Full History - 2013 - 07 - 17 - ID#1igu2c
10
How do I help my visually impaired (etc.) son connect socially? (self.Blind)
submitted by BitterDoGooder
My son had cancer when he was 2. Tumor left him visually impaired - significantly so although he's developed an incredible amount of functional vision. Chemotherapy caused a stroke that has left him with r side hemiplegia and developmentally disabled. At some point he lost a lot of hearing too, no one knows why. He has cool, modern hearing aids but won't wear them.

So now he's 18, healthy, 6 ft, 4 in. tall, rows crew, and super, super sweet. I think he's pretty cute. He's the strongest person I know, clever and funny. Middle and High School have been tough on him and he really doesn't have any friends. He's unconnected socially, except to me and his family, and our friends. He's got good connections with his teachers, and many other adults, but it's more about people taking an interest in him and breaking through his barriers, not about him trying, if you know what I mean.

Obviously I think he's got a lot to offer other people, but he's been rejected so often he has retreated (and the bad vision/hearing plus no hearing aids helps him live inside a private bubble).

This fall he'll start his senior year. I wonder if I shouldn't give one last push to encourage him connect socially, either at his school or on his crew team. Although there are plenty of assholes, it's a big school and I know there are good kids there, especially on his crew team.

I'm wondering, should I encourage him to go to counseling to work through his social issues?

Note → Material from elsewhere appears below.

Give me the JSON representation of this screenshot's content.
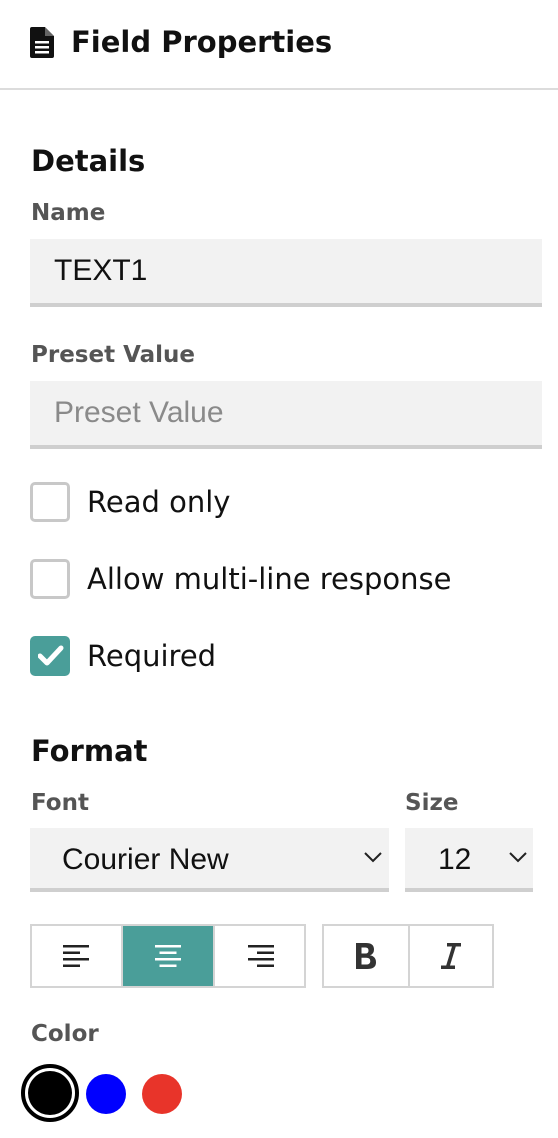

Should I try another tactic? Should I leave him be? I'm a mom, he's at a big turning point in his life, and I worry.

I a similar question on r/disabled but no one replied (it's a small subreddit). Are there other subreddits I should post this on?

Thanks!
[deleted] 3 points
You sound a lot like my mother during this time in my life. She was very persistant and it was very counter productive. To be told you need help at this age makes you feel weak and less of a person. I'm sure as you stated your son is very sweet, but you may get a lot of backlash by trying too hard. That being said, he's still your son and you as a mother should what you think is best. Good luck.
BitterDoGooder [OP] 3 points
I appreciate your candor. I'm a bit of an A type person, successful in school, very social, etc., and I really worry that I suck all the oxygen out of the room, so to speak, for him to find his own way. It is that kind of concern that makes me want to think it through and discuss it with him and really give him the room to tell me to step off if need be. My hubby is perfectly happy helping me remember to do that too.

So how'd it work for you? Did you overcome shyness and hurt - cause that's what I think it is, a lot of hurt from past mistreatment. He's shy and withdrawn with good reason. No single bully incident, but a hundred different disappointments and adults and kids being butts.

[deleted] 1 points
I'm 22 now and it's taken me a good bit of time to adjust to being an adult. When I was younger I dealt with these problems by being light hearted and comical about them, but my self respect went out the window. In the past year I've learned that other people's opinions aren't as important as my own. Long story short it just took me time and a little bit of soul searching to be more comfortable with myself/my past/ and my family. I'm sure all your son needs is time to define himself and I think college and a roommate will help him a lot. And also support from his parents.

I can't tell you how much I appreciate my parents for still supporting me emotionally in what activities I do. (Especially since they're very nerdy) it just means a lot when your parents say they're proud of you when you're doing something you love.
BitterDoGooder [OP] 1 points
Thanks for sharing that. I hope I tell him how proud I am often enough. I could not be prouder if he won a Nobel. He's just so strong. I'm gonna go tell him again right now. :-)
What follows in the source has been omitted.